Using a car in the daytime is nice, but it takes a huge chunk of time and can leave a nervous, anxious feeling similar to that of rushing to work and back home. When I didn't have fabric to sew, I enjoyed looking around for unused sheets, table cloths and other fabrics in the house that I could dye, cut and sew for other things. I liked framing scenic pictures from magazines and using them for pictures in the house. A smaller house was easier to take care of an cost less to paint and decorate. It was cheaper to heat. I could hear everything around me. There were many advantages to living a more frugal life.
Being frugal does not mean your house will be unlovely. With the same fabric you make your curtains, you can make a matching tablecloth and napkins and a few runners and doilies, edged in fringe, for other pieces of furniture. You can often coordinate everything much better than if if you were looking for something in a store. Being frugal means you won't have as much clutter and junk as you would if you went to the stores more often. Your house can actually look better. Being frugal means you can make gifts and give them from the heart. It means you will be less wasteful and more mindful of the hard earned money that could be saved.
Daughters at home need to learn how to make do without spending. Even if they are going to have money to spend, there is something sad about not having the inner resources to survive if needed. They need to be able to, if necessary, do without, make things do, or create something out of practically nothing. It uses the creative skills and gives them more interest in life.

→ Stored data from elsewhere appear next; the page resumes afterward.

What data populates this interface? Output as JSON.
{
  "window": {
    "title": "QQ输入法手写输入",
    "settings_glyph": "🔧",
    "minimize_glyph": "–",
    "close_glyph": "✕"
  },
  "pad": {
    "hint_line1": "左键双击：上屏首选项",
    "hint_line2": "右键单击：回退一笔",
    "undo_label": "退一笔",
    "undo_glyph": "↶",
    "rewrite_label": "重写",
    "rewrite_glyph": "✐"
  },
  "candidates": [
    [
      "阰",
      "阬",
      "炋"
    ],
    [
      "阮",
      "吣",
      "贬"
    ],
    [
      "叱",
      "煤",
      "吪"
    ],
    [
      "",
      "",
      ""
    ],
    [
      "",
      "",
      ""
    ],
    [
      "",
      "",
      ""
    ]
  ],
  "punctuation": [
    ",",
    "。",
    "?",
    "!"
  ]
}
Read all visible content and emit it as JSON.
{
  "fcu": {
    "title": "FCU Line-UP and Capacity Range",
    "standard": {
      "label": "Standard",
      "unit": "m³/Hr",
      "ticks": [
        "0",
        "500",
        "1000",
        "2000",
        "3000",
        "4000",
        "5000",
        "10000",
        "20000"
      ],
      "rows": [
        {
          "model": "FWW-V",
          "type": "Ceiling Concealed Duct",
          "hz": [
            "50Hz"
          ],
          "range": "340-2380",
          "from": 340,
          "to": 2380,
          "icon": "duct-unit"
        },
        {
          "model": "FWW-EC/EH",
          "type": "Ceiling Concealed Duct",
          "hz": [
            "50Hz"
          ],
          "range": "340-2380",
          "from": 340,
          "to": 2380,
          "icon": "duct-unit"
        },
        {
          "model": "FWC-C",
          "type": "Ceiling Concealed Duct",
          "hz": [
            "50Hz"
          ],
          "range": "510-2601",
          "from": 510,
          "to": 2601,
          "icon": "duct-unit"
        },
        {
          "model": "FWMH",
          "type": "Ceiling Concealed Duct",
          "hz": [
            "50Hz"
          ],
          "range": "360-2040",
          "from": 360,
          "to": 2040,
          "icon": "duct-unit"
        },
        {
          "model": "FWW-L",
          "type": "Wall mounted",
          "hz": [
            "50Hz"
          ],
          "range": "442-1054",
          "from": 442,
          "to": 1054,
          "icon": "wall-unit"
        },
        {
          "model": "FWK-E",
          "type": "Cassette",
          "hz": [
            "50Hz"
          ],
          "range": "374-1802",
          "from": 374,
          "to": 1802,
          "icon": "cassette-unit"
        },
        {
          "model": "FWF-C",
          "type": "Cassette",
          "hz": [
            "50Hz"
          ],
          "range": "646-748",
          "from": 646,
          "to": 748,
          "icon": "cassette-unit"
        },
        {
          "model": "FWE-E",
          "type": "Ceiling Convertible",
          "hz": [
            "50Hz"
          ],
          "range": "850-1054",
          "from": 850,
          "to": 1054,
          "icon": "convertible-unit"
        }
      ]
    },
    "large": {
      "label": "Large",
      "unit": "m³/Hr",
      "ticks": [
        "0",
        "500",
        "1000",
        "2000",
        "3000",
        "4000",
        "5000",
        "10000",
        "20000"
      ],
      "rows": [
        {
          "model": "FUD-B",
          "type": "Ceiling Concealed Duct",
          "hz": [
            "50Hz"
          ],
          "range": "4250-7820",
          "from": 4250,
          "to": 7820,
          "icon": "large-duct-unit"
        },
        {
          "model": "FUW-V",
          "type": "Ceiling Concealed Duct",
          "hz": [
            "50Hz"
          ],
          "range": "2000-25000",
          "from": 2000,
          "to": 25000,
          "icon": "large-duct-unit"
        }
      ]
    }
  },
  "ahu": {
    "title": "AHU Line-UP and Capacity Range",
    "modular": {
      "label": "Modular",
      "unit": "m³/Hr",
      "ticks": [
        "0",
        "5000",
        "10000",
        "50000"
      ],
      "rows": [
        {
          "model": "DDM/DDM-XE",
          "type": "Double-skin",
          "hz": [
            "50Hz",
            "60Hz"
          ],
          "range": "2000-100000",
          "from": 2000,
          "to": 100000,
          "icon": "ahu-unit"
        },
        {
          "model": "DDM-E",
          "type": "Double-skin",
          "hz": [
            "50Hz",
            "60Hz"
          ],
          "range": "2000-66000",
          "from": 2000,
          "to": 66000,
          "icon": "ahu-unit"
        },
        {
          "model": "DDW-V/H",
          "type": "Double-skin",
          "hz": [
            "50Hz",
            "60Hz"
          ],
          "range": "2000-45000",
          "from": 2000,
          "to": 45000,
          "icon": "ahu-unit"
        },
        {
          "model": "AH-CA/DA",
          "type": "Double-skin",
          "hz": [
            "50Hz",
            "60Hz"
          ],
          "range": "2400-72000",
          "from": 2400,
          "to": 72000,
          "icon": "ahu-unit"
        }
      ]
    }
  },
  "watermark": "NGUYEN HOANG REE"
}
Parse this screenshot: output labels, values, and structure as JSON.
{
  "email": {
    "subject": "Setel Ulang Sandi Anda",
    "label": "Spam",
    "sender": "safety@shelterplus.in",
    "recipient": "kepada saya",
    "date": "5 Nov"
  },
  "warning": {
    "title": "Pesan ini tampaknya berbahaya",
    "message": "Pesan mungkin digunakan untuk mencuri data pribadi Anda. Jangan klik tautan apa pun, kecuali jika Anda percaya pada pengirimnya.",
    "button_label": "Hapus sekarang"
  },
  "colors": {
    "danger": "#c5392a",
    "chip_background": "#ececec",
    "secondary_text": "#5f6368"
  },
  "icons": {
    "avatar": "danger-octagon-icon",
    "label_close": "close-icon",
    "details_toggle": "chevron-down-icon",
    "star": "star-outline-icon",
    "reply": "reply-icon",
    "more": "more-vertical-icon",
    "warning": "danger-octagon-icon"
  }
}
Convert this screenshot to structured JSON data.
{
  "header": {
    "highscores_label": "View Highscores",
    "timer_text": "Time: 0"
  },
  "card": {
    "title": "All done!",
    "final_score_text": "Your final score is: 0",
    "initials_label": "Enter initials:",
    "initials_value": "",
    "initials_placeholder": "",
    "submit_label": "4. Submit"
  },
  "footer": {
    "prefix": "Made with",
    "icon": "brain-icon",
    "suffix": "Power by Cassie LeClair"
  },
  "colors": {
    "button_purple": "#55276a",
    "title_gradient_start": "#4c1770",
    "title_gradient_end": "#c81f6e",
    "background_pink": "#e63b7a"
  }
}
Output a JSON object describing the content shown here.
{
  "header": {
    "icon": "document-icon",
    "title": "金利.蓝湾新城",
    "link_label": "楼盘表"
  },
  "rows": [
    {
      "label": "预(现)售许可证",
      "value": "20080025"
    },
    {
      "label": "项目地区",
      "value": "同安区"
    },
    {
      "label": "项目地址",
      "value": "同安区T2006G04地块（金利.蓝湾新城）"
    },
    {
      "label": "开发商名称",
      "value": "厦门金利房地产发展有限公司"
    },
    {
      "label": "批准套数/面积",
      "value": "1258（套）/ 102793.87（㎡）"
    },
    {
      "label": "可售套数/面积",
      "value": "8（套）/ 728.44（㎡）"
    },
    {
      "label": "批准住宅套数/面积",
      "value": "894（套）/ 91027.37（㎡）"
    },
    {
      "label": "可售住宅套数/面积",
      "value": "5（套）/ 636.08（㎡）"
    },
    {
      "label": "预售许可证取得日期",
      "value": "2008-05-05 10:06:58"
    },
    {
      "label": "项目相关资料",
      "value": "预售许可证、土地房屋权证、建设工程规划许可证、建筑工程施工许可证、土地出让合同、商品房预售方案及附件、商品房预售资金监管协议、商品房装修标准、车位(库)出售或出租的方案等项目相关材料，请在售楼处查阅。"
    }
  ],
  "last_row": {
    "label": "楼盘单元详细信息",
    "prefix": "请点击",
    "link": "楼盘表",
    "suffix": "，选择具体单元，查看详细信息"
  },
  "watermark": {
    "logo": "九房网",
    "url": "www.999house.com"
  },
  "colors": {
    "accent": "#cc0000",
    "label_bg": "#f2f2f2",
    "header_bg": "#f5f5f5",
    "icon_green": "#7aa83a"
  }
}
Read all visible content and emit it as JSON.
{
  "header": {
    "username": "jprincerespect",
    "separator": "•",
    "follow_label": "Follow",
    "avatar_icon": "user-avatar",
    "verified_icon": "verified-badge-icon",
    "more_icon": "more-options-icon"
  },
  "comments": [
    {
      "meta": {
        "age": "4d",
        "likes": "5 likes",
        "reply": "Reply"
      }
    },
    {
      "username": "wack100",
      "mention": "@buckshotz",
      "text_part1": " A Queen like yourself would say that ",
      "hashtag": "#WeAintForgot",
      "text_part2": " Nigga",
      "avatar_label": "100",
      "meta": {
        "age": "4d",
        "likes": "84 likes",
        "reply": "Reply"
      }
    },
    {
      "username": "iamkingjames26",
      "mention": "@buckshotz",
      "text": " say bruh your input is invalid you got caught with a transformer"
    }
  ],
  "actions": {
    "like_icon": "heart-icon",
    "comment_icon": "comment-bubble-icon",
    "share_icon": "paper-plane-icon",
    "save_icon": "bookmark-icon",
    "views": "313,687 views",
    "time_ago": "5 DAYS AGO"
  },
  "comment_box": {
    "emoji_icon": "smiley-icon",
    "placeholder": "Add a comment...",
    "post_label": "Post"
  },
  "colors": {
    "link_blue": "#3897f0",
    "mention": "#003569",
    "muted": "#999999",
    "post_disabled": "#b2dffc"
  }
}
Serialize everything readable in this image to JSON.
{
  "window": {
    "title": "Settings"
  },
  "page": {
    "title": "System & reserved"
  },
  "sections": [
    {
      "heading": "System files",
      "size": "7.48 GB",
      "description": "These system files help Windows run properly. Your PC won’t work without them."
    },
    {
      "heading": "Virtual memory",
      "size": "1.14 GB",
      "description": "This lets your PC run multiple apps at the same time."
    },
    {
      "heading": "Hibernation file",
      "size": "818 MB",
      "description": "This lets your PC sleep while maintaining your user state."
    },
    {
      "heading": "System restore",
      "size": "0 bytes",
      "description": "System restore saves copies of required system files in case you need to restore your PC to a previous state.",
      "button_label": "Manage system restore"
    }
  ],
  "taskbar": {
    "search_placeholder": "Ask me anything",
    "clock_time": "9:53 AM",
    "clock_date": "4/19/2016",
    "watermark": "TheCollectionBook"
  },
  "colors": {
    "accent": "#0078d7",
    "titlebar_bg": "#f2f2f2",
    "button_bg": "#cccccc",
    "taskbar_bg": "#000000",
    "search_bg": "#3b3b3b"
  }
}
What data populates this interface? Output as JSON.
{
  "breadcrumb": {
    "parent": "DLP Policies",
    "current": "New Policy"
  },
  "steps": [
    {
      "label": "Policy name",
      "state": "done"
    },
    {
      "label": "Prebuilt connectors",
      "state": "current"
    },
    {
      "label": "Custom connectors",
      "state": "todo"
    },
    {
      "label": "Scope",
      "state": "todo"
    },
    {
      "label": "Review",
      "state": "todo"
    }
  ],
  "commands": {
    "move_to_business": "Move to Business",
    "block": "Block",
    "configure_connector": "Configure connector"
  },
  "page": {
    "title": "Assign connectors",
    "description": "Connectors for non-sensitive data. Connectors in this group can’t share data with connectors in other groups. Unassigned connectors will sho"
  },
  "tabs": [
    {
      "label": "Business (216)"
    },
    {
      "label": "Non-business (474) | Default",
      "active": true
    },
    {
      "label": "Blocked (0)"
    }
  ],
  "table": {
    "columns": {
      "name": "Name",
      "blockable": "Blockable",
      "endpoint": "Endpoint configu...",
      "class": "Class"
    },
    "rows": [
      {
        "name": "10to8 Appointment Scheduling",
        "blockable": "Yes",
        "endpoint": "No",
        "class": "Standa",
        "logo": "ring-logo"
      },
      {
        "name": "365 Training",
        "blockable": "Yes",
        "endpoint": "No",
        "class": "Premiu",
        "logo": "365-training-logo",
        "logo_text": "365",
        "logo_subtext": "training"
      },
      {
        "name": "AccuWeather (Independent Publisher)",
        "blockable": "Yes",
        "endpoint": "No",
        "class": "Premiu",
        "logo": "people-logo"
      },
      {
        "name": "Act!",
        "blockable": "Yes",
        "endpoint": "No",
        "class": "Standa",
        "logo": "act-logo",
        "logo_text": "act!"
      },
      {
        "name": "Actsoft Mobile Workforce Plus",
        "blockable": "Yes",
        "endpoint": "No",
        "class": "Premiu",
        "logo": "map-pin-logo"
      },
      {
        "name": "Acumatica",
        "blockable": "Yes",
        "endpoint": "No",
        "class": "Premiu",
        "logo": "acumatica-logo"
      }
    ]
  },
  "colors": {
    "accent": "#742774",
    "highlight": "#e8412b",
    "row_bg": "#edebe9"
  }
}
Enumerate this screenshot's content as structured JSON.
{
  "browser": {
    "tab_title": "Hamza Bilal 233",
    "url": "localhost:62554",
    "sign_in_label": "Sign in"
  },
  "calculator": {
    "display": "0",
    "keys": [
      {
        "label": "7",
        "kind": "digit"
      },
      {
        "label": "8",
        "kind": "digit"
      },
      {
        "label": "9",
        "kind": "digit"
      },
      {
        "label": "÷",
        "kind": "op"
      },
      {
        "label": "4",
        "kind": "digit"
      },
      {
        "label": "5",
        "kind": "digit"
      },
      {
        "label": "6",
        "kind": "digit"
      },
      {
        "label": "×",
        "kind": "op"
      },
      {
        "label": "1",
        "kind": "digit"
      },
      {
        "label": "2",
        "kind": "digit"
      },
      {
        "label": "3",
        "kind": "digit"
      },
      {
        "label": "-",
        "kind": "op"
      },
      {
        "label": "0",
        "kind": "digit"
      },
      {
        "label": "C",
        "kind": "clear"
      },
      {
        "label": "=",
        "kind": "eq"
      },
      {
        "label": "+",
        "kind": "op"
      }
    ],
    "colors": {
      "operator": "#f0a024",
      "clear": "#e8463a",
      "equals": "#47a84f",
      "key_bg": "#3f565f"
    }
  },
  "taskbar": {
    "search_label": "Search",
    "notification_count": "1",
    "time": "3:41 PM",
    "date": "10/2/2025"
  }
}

I observed girls who had grown up in families where everything was provided for them. They never had a moment's concern about money or about making things do. When these girls got married, they were bored and unhappy. They seemed to have no challenges or goals. I believe frugality is something that the Proverbs 31 woman had in mind when she "looketh well to the ways of her household." She might have been watching for unnecessary waste. Frugality is actually quite fun, for you can start laughing at the world and its insistence that you need to buy everything. It isn't' true. We can get along with merely a shelter and food and adequate clothing to cover our bodies. If we get extremely poor, we can sell our out-grown, torn, faded, threadbare clothes at a high price to famous actresses and call them "Designer Threads."